One way to go about it is to have it work in a similar way to how the WoW client can export interface files with the console command exportInterfaceFiles on the login screen. Like that, it could also be able to export/dump DB2s into a generic format (e.g. CSV) with a command named something like exportDatabaseFiles/dumpDatabaseFiles/dumpDB2s.
As the game already reads these files, most of the information to do this is already present in the client, with the exception of column names and handling for columns the client doesn’t use. Those two things would have to be added as well as serialization to (for example) CSV.
Additionally, since WoW is already capable of handling various startup arguments (see: starting WoW with -help), this idea as well as the interface export could also be set as a startup argument to allow for better automation instead of having to manually enable the console, toggling it and then entering the command.
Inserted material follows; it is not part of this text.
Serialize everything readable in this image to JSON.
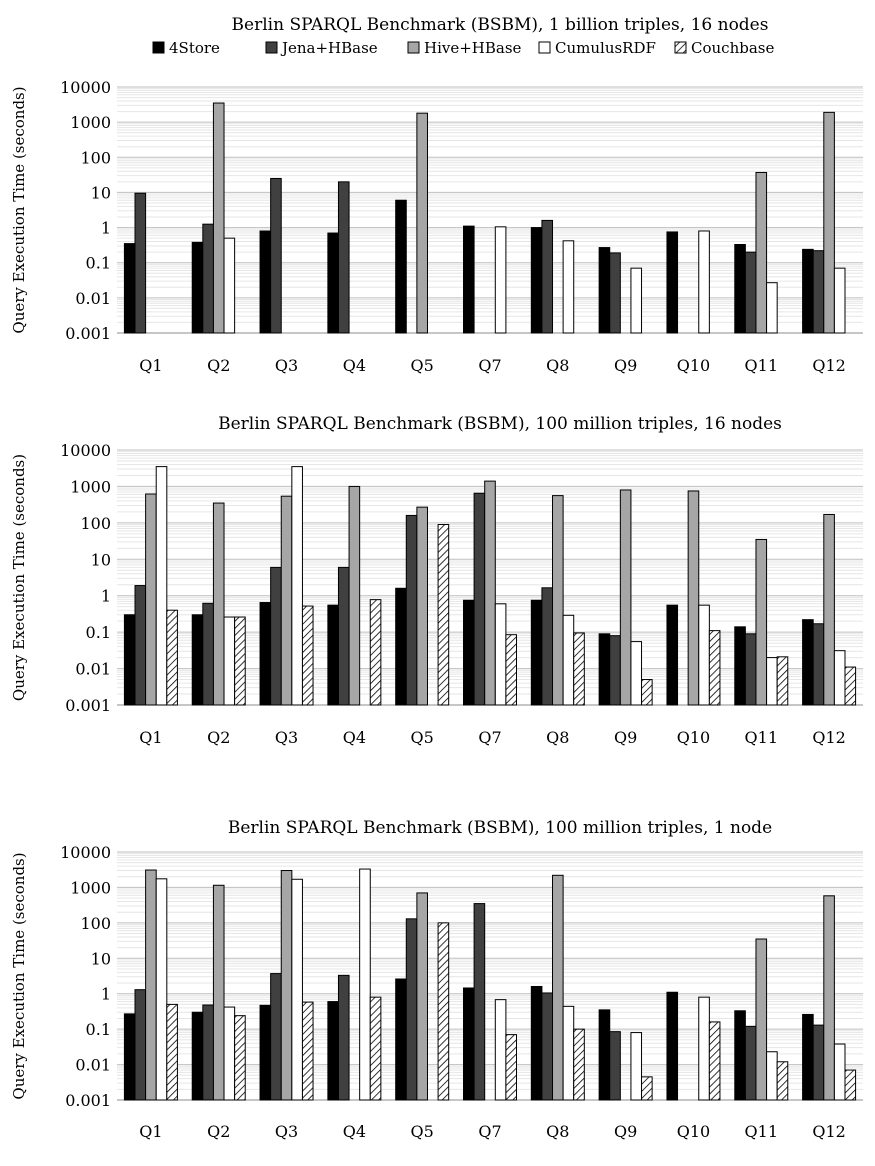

Another solution could be to supply table schemas and format definitions/explanations with the game itself in a readable format, it will leave the implementation of reading DB2 files up to the developer in question but it’d be easier compared to relying on reverse engineering and manual analysis of field meanings.
I’m sure there’s other and probably better ways of going about it.
Why not add this to the web-based game data APIs instead?
The game data APIs are rather limited in the information they contain and I think it might be way more work to make all the data from DB2s available in the web APIs, which might be better suited for dynamic data that changes often (like auction house postings, character information, or the feedback from the thread by fellow council member Ortho here: Adding toys (and more) to the WoW API) as well as information only available on the server’s end.
Granted, the web APIs are much easier to talk to than having to install WoW, running a command and waiting for things to export, but it is likely much less of a burden to implement compared to having to constantly deal with data format changes, additions and removals for the various APIs. Naturally I have no insight into how the APIs work internally, so I could be wrong in my assumption. If it ends up being easier to implement there, that could be the better way.
Possible concerns
Datamining
This wouldn’t make the lives of dataminers easier as the big names already have more than enough resources to deal with these files. They’re also unlikely to replace their current methods with the method described here. The only difference is that there would be an official source of column names, but most of those have already been named by the community as well and aren’t exactly harmful to have publicly known.
Internal information
DB2s have been getting datamined with diffs automatically posted to fansites for many years now. They don’t really leak or contain any valuable internal or (outside of the occasional WIP system during PTR – which are posted about regardless) unreleased information since devs take care of what they ship to the client these days, either by not putting certain information in there at all or by encrypting certain rows. Any information they do contain will get posted regardless of these being officially exportable or not.
Hotfixes
Hotfixes are sent down to the client when/after connecting to a game server, so those might be missing when running an export command as early on as the login screen or even before that. There would be hotfixes available that are still cached from previous sessions, if the player logged in once before running the command. If the command still works on the character selection screen, that would theoretically solve it, but that isn’t something that can be easily automated. However, even if hotfixes were left out (an initial implementation) of this, it would still be a great addition.
In closing
It’d be great to have this information easily available without having to rely on community tools and by extension reverse engineering. Hopefully this can be taken into consideration. If any fellow council members have ideas on how to make this more easily accessible or on anything else regarding this topic, feel free to drop a reply.